Everyone has their own frameworks. The ways of the thinking they’ve learned throughout their life. Every action or object people interact with can fall into a framework. For instance, squirrels (otherwise known as Sciuridae if you're a scientist) fit into the taxonic framework, Rodent. Rodents fit into the bigger taxonic framework, Mammal. The human action of typing, on the other hand, could be said to fit into the bigger framework, Hand Motions, which could be said to fit into the even bigger framework, Motions Made Below the Elbow. Typing could also be said to fit into the framework, Modes of Communication, and both typing and squirrels could fit into basically any framework you could care to dream up.

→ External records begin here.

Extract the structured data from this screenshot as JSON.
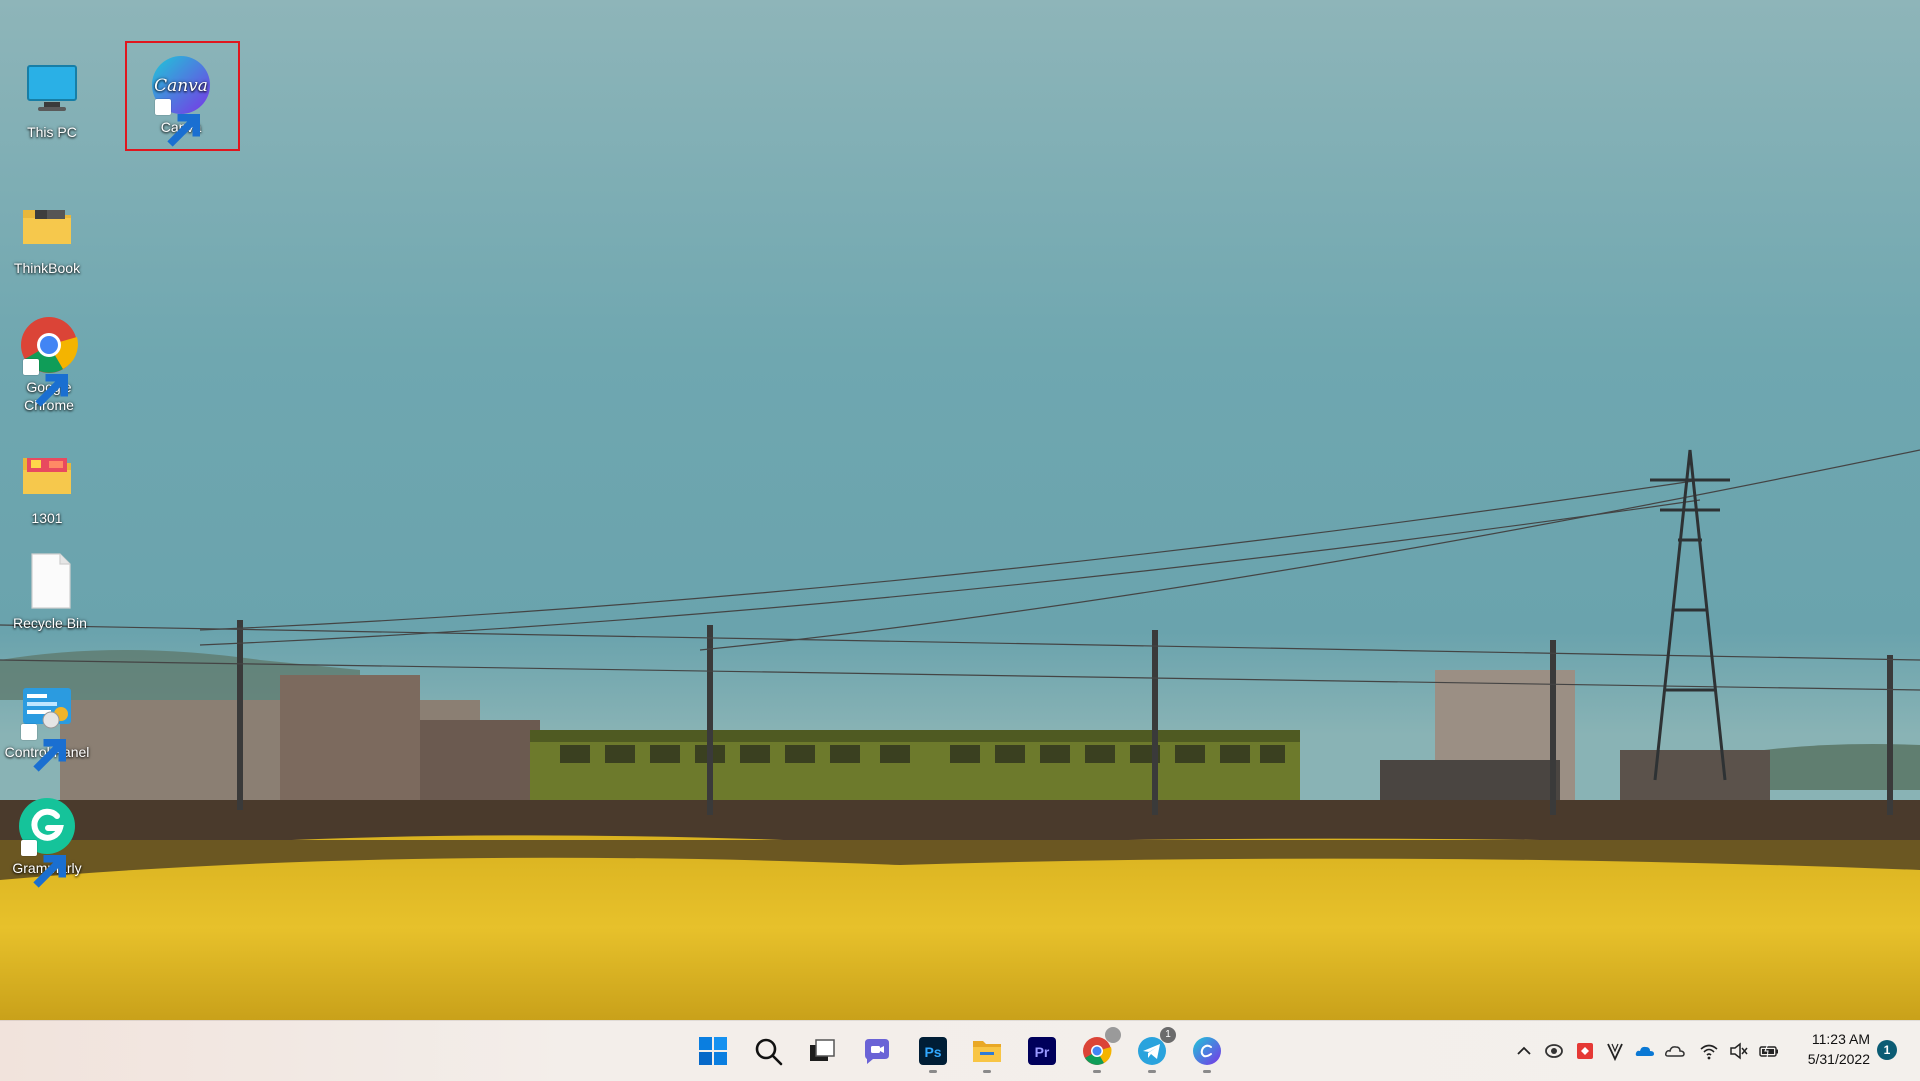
{
  "desktop": {
    "icons": [
      {
        "id": "this-pc",
        "label": "This PC",
        "icon": "monitor-icon",
        "shortcut": false
      },
      {
        "id": "canva",
        "label": "Canva",
        "icon": "canva-icon",
        "shortcut": true,
        "glyph_text": "Canva",
        "selected": true
      },
      {
        "id": "thinkbook",
        "label": "ThinkBook",
        "icon": "folder-icon",
        "shortcut": false
      },
      {
        "id": "google-chrome",
        "label": "Google Chrome",
        "icon": "chrome-icon",
        "shortcut": true
      },
      {
        "id": "1301",
        "label": "1301",
        "icon": "folder-icon",
        "shortcut": false
      },
      {
        "id": "recycle-bin",
        "label": "Recycle Bin",
        "icon": "recycle-bin-icon",
        "shortcut": false
      },
      {
        "id": "control-panel",
        "label": "Control Panel",
        "icon": "control-panel-icon",
        "shortcut": true
      },
      {
        "id": "grammarly",
        "label": "Grammarly",
        "icon": "grammarly-icon",
        "shortcut": true
      }
    ],
    "highlight_color": "#e0161e"
  },
  "taskbar": {
    "apps": [
      {
        "id": "start",
        "icon": "windows-start-icon"
      },
      {
        "id": "search",
        "icon": "search-icon"
      },
      {
        "id": "task-view",
        "icon": "task-view-icon"
      },
      {
        "id": "chat",
        "icon": "teams-chat-icon"
      },
      {
        "id": "photoshop",
        "icon": "photoshop-icon",
        "glyph_text": "Ps",
        "running": true
      },
      {
        "id": "file-explorer",
        "icon": "file-explorer-icon",
        "running": true
      },
      {
        "id": "premiere",
        "icon": "premiere-pro-icon",
        "glyph_text": "Pr"
      },
      {
        "id": "chrome",
        "icon": "chrome-icon",
        "running": true
      },
      {
        "id": "telegram",
        "icon": "telegram-icon",
        "badge": "1",
        "running": true
      },
      {
        "id": "canva",
        "icon": "canva-icon",
        "running": true
      }
    ],
    "tray": [
      {
        "id": "overflow",
        "icon": "chevron-up-icon"
      },
      {
        "id": "app1",
        "icon": "tray-app-icon"
      },
      {
        "id": "app2",
        "icon": "tray-red-app-icon"
      },
      {
        "id": "vpn",
        "icon": "v-icon"
      },
      {
        "id": "onedrive-blue",
        "icon": "onedrive-icon"
      },
      {
        "id": "onedrive-gray",
        "icon": "cloud-icon"
      },
      {
        "id": "wifi",
        "icon": "wifi-icon"
      },
      {
        "id": "volume",
        "icon": "volume-muted-icon"
      },
      {
        "id": "battery",
        "icon": "battery-icon"
      }
    ],
    "clock": {
      "time": "11:23 AM",
      "date": "5/31/2022"
    },
    "notifications": "1"
  }
}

Okay, but what am I trying to get at? In essence, I’m trying to demonstrate how the brain organizes the almost infinite amount of information we put into it. In order to understand things, our brain puts them into frameworks of thought. Some of these are taught to us; others we find out on our own. In order to become a fully-fledged framework, our brain needs to have enough relevant information to build a framework around. For instance, it took me a little while to understand the framework of Neuroscience. (The general idea behind Neuro is that “our brain controls everything we do,” but you have to have some knowledge of the functions of the different parts of the brain in order to grasp what that really means.)
It’s the same way with dance (and everything else we do). Once we have the framework (sometimes called, “the language”) of dance, then it becomes much easier to learn new types of dance. So, in a very real way, novice dancers are actually learning two things at once: how to dance the steps they’re working on, and how to learn how to dance the steps they’re working on. In this way (and in many others) dance is a language. Almost anyone who has learned more than two languages will tell you that their second was their hardest. After a while, a language learner realizes there’s a difference between the word and the idea of the word. Words themselves are usually different between languages, and often have different collections of ideas attached to them, but the ideas themselves remain the same. In other words, words are just labels; it’s the ideas that are really being discussed.

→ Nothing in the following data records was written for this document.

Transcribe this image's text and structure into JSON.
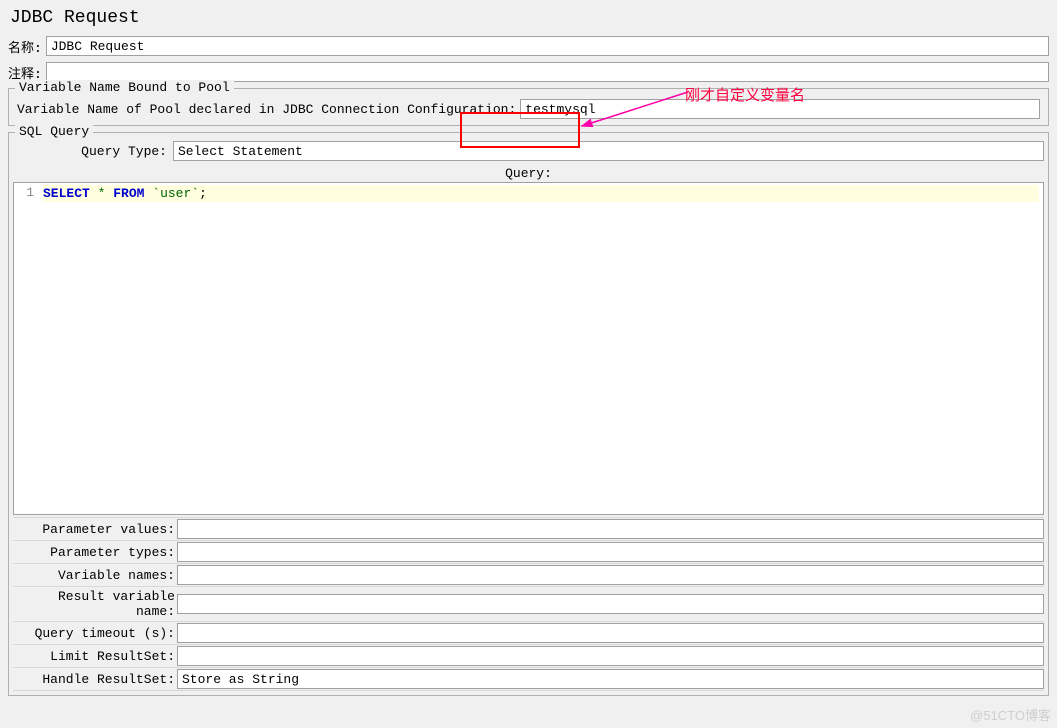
{
  "title": "JDBC Request",
  "labels": {
    "name": "名称:",
    "comment": "注释:"
  },
  "values": {
    "name": "JDBC Request",
    "comment": ""
  },
  "pool": {
    "legend": "Variable Name Bound to Pool",
    "label": "Variable Name of Pool declared in JDBC Connection Configuration:",
    "value": "testmysql"
  },
  "sql": {
    "legend": "SQL Query",
    "query_type_label": "Query Type:",
    "query_type_value": "Select Statement",
    "query_label": "Query:",
    "line_number": "1",
    "tokens": {
      "select": "SELECT",
      "star": "*",
      "from": "FROM",
      "ident": "`user`",
      "semi": ";"
    }
  },
  "params": {
    "parameter_values": {
      "label": "Parameter values:",
      "value": ""
    },
    "parameter_types": {
      "label": "Parameter types:",
      "value": ""
    },
    "variable_names": {
      "label": "Variable names:",
      "value": ""
    },
    "result_variable": {
      "label": "Result variable name:",
      "value": ""
    },
    "query_timeout": {
      "label": "Query timeout (s):",
      "value": ""
    },
    "limit_resultset": {
      "label": "Limit ResultSet:",
      "value": ""
    },
    "handle_resultset": {
      "label": "Handle ResultSet:",
      "value": "Store as String"
    }
  },
  "annotation": {
    "text": "刚才自定义变量名"
  },
  "watermark": "@51CTO博客"
}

In my Playwriting class this past week, we discussed Love Person, a play written bilingually in English and American Sign Language. In one of the lines of the play, one of the hearing characters signs to her girlfriend, “I loved signing with you. It was like speaking in pure thoughts.” In many ways, dance is like signing, and it could be said that dancing is to signing what music is to speaking. (I realize that sentence probably doesn’t make any sense; let me explain.)

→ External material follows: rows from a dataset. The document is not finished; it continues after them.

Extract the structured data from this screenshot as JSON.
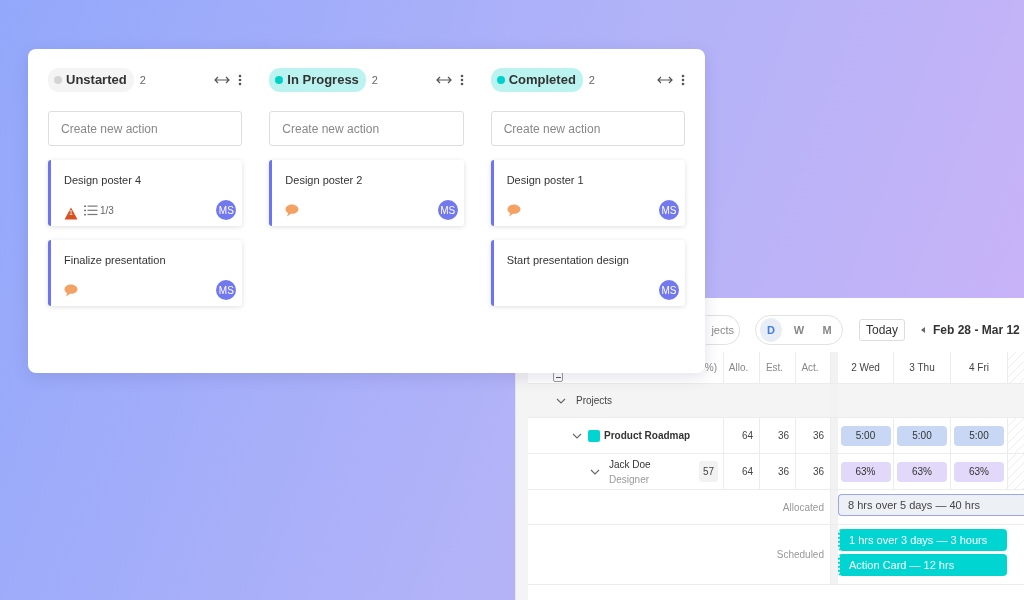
{
  "board": {
    "columns": [
      {
        "title": "Unstarted",
        "color": "#d4d4d4",
        "count": "2",
        "placeholder": "Create new action",
        "cards": [
          {
            "title": "Design poster 4",
            "badges": [
              {
                "kind": "warning",
                "text": "1"
              },
              {
                "kind": "checklist",
                "text": "1/3"
              }
            ],
            "assignee": "MS"
          },
          {
            "title": "Finalize presentation",
            "badges": [
              {
                "kind": "comment"
              }
            ],
            "assignee": "MS"
          }
        ]
      },
      {
        "title": "In Progress",
        "color": "#00d1c8",
        "count": "2",
        "placeholder": "Create new action",
        "cards": [
          {
            "title": "Design poster 2",
            "badges": [
              {
                "kind": "comment"
              }
            ],
            "assignee": "MS"
          }
        ]
      },
      {
        "title": "Completed",
        "color": "#00d1c8",
        "count": "2",
        "placeholder": "Create new action",
        "cards": [
          {
            "title": "Design poster 1",
            "badges": [
              {
                "kind": "comment"
              }
            ],
            "assignee": "MS"
          },
          {
            "title": "Start presentation design",
            "assignee": "MS"
          }
        ]
      }
    ]
  },
  "planner": {
    "filter": "jects",
    "views": [
      {
        "label": "D",
        "selected": true
      },
      {
        "label": "W",
        "selected": false
      },
      {
        "label": "M",
        "selected": false
      }
    ],
    "today": "Today",
    "range": "Feb 28 - Mar 12",
    "columns": [
      "%)",
      "Allo.",
      "Est.",
      "Act."
    ],
    "days": [
      "2 Wed",
      "3 Thu",
      "4 Fri"
    ],
    "rows": [
      {
        "kind": "group",
        "label": "Projects",
        "expanded": true
      },
      {
        "kind": "project",
        "label": "Product Roadmap",
        "color": "#00d5d0",
        "expanded": true,
        "values": [
          "64",
          "36",
          "36"
        ],
        "cells": [
          "5:00",
          "5:00",
          "5:00"
        ]
      },
      {
        "kind": "person",
        "label": "Jack Doe",
        "role": "Designer",
        "badge": "57",
        "expanded": true,
        "values": [
          "64",
          "36",
          "36"
        ],
        "cells": [
          "63%",
          "63%",
          "63%"
        ]
      },
      {
        "kind": "allocated",
        "label": "Allocated",
        "bars": [
          "8 hrs over 5 days — 40 hrs"
        ]
      },
      {
        "kind": "scheduled",
        "label": "Scheduled",
        "bars": [
          "1 hrs over 3 days — 3 hours",
          "Action Card — 12 hrs"
        ]
      }
    ]
  }
}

I’ve written elsewhere on this blog about how non-lyric music seems to bypass the areas of our brain devoted to language processing and seems to directly speak to our emotional processing. (This makes sense because non-lyric music isn’t a language per-say; it’s just a collection of cool-sounding sounds that have an effect on us.) In much the same way, dancing is intentional movement that would bypass the language processing circuitry in deaf people. (It’s worth noting that deaf people perceive sign language as language; their language processing circuitry lights up whenever they’re signing or watching someone sign.) So, in this way, dancing could be considered a deaf person’s music. (It’s worth noting that stylized ways of signing could also be considered a deaf person’s music. Before you go on with the rest of your day, you should check out this super cool YouTube video of a woman signing Eminem’s ‘Lose Yourself.’) https://www.youtube.com/watch?v=KoVDZJqTmRo&nohtml5=False
So, what's the framework behind dance? Well, I wish I could answer that question. One thing I've learned so far in Neuro Dance is that I don't understand dancing. I haven't yet learned how to learn how to dance. Numerous times, most of my classmates have easily been able to follow our instructor's motions and precise foot placements, but my brain hasn't yet figured out exactly where to look or what to do with what I'm looking at. It's really as though they're speaking a language I'm only slightly familiar with, and they're speaking it a little too quickly for me to understand. So, to partially answer the question: like most things, it takes time and practice and with those come understanding.